Visualizations communicate paired relationships more effectively than summary statistics alone. Here are two essential plots:

fig, axes = plt.subplots(1, 2, figsize=(12, 5))

# Plot 1: Paired observations with connecting lines
ax1 = axes[0]
for i in range(len(df)):
    ax1.plot([0, 1], [df['baseline_bp'].iloc[i], df['followup_bp'].iloc[i]], 
             'o-', color='steelblue', alpha=0.5, linewidth=1)

ax1.set_xticks([0, 1])
ax1.set_xticklabels(['Baseline', 'Follow-up'])
ax1.set_ylabel('Systolic Blood Pressure (mmHg)')
ax1.set_title('Individual Patient Trajectories')

# Add mean lines
ax1.axhline(df['baseline_bp'].mean(), color='red', linestyle='--', 
            linewidth=2, label=f"Mean baseline: {df['baseline_bp'].mean():.1f}")
ax1.axhline(df['followup_bp'].mean(), color='darkred', linestyle='--', 
            linewidth=2, label=f"Mean followup: {df['followup_bp'].mean():.1f}")
ax1.legend()

# Plot 2: Distribution of differences
ax2 = axes[1]
sns.histplot(df['difference'], kde=True, ax=ax2, color='steelblue')
ax2.axvline(0, color='black', linestyle='-', linewidth=2, label='No change')
ax2.axvline(df['difference'].mean(), color='red', linestyle='--', 
            linewidth=2, label=f"Mean: {df['difference'].mean():.1f}")
ax2.set_xlabel('Change in Blood Pressure (mmHg)')
ax2.set_ylabel('Count')
ax2.set_title('Distribution of Individual Changes')
ax2.legend()

plt.tight_layout()
plt.savefig('paired_ttest_visualization.png', dpi=150, bbox_inches='tight')
plt.show()

The left plot shows individual trajectories, revealing whether the treatment effect is consistent across patients or driven by a few extreme responders. The right plot displays the distribution of differences, making it easy to assess normality and identify outliers.

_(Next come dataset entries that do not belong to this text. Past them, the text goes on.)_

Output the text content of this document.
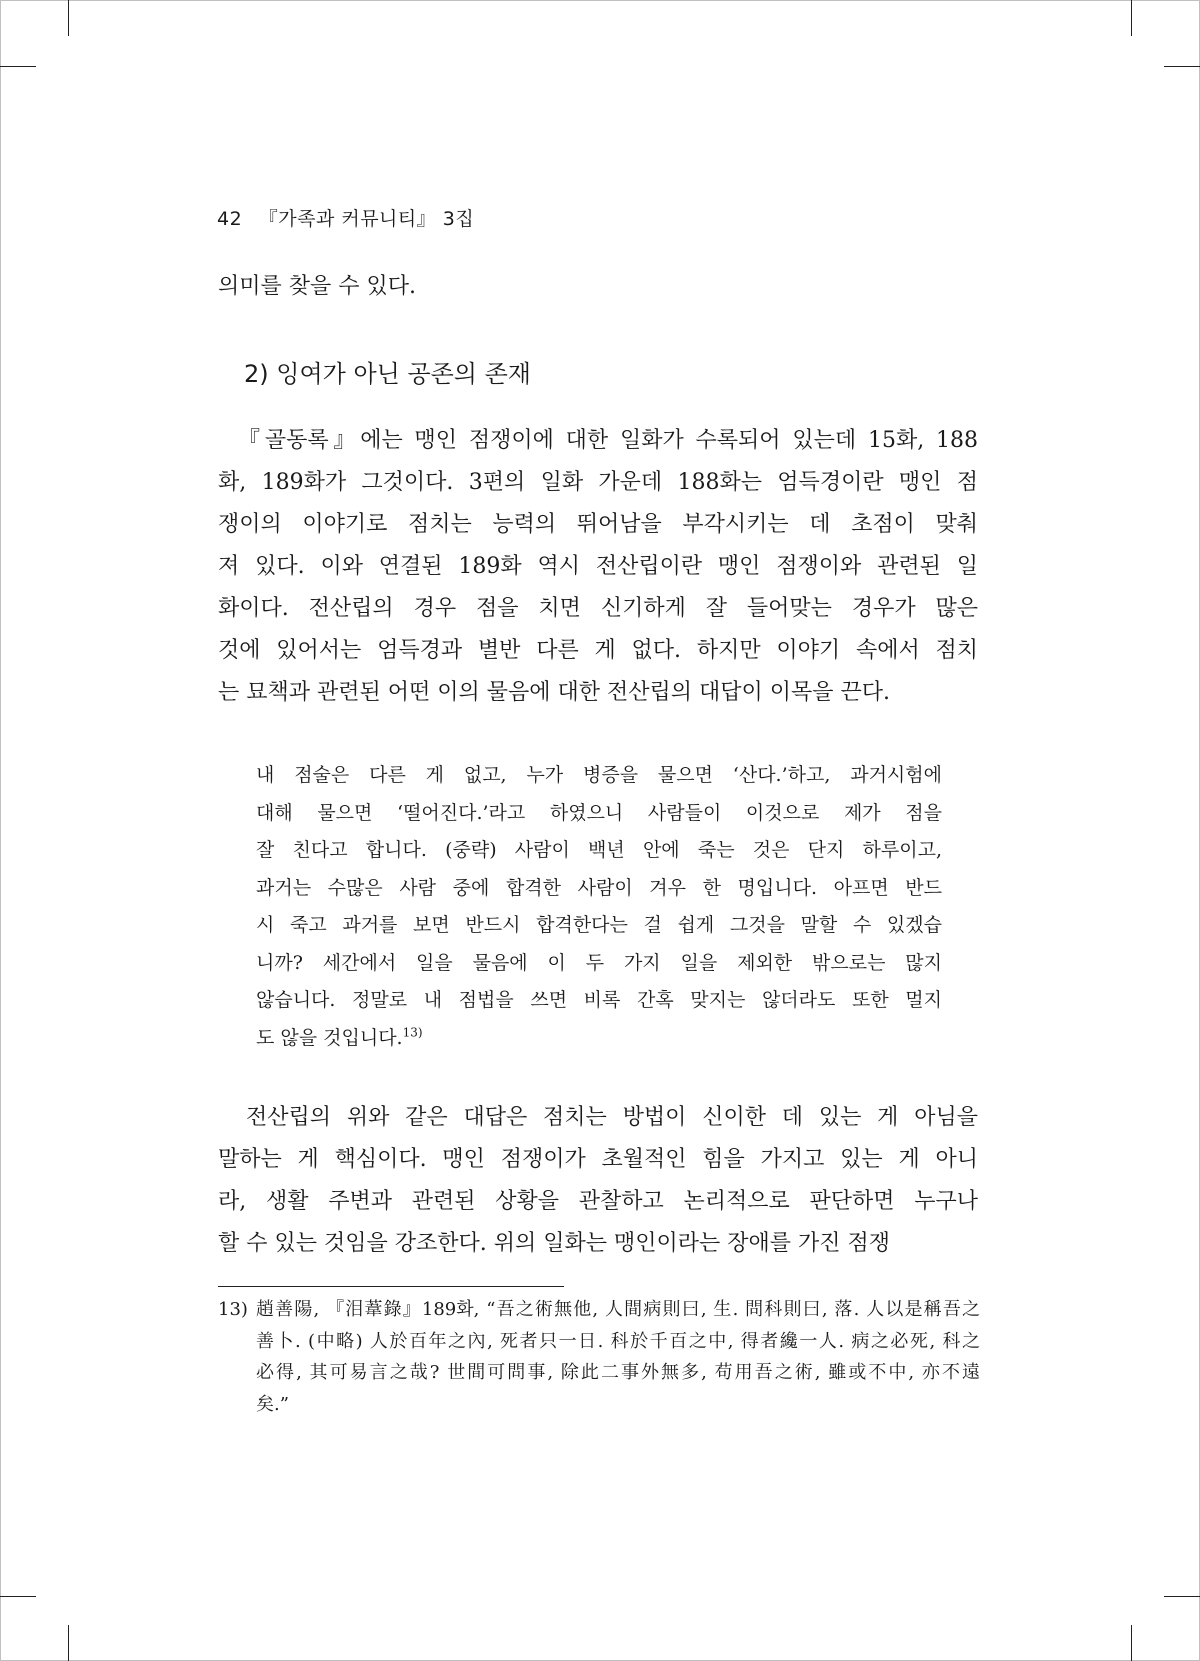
42 『가족과 커뮤니티』 3집
의미를 찾을 수 있다.
2) 잉여가 아닌 공존의 존재
『골동록』에는 맹인 점쟁이에 대한 일화가 수록되어 있는데 15화, 188
화, 189화가 그것이다. 3편의 일화 가운데 188화는 엄득경이란 맹인 점
쟁이의 이야기로 점치는 능력의 뛰어남을 부각시키는 데 초점이 맞춰
져 있다. 이와 연결된 189화 역시 전산립이란 맹인 점쟁이와 관련된 일
화이다. 전산립의 경우 점을 치면 신기하게 잘 들어맞는 경우가 많은
것에 있어서는 엄득경과 별반 다른 게 없다. 하지만 이야기 속에서 점치
는 묘책과 관련된 어떤 이의 물음에 대한 전산립의 대답이 이목을 끈다.
내 점술은 다른 게 없고, 누가 병증을 물으면 ‘산다.’하고, 과거시험에
대해 물으면 ‘떨어진다.’라고 하였으니 사람들이 이것으로 제가 점을
잘 친다고 합니다. (중략) 사람이 백년 안에 죽는 것은 단지 하루이고,
과거는 수많은 사람 중에 합격한 사람이 겨우 한 명입니다. 아프면 반드
시 죽고 과거를 보면 반드시 합격한다는 걸 쉽게 그것을 말할 수 있겠습
니까? 세간에서 일을 물음에 이 두 가지 일을 제외한 밖으로는 많지
않습니다. 정말로 내 점법을 쓰면 비록 간혹 맞지는 않더라도 또한 멀지
도 않을 것입니다.$^{13)}$
전산립의 위와 같은 대답은 점치는 방법이 신이한 데 있는 게 아님을
말하는 게 핵심이다. 맹인 점쟁이가 초월적인 힘을 가지고 있는 게 아니
라, 생활 주변과 관련된 상황을 관찰하고 논리적으로 판단하면 누구나
할 수 있는 것임을 강조한다. 위의 일화는 맹인이라는 장애를 가진 점쟁
13) 趙善陽, 『泪葦錄』189화, “吾之術無他, 人間病則曰, 生. 問科則曰, 落. 人以是稱吾之
善卜. (中略) 人於百年之內, 死者只一日. 科於千百之中, 得者纔一人. 病之必死, 科之
必得, 其可易言之哉? 世間可問事, 除此二事外無多, 苟用吾之術, 雖或不中, 亦不遠
矣.”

Conclusion and Best Practices

Here’s the complete workflow for paired t-tests in Python:

Verify pairing: Confirm observations are genuinely paired and have a 1:1 correspondence.
Check normality: Apply Shapiro-Wilk to the differences, not raw data.
Run the test: Use scipy.stats.ttest_rel() with correct argument order.
Calculate effect size: Report Cohen’s d alongside p-values.
Visualize: Create paired trajectory plots and difference distributions.

Common pitfalls to avoid:

Using independent t-tests on paired data: You lose statistical power and may miss real effects.
Ignoring effect size: A significant p-value with negligible Cohen’s d means nothing practically.
Forgetting to check normality of differences: Test the differences, not the original measurements.
Small sample sizes without normality: With n < 30 and non-normal differences, switch to Wilcoxon signed-rank.

When your data violates the normality assumption, the Wilcoxon signed-rank test (scipy.stats.wilcoxon()) provides a robust non-parametric alternative. It tests whether the median difference equals zero rather than the mean, making it resistant to outliers and skewed distributions.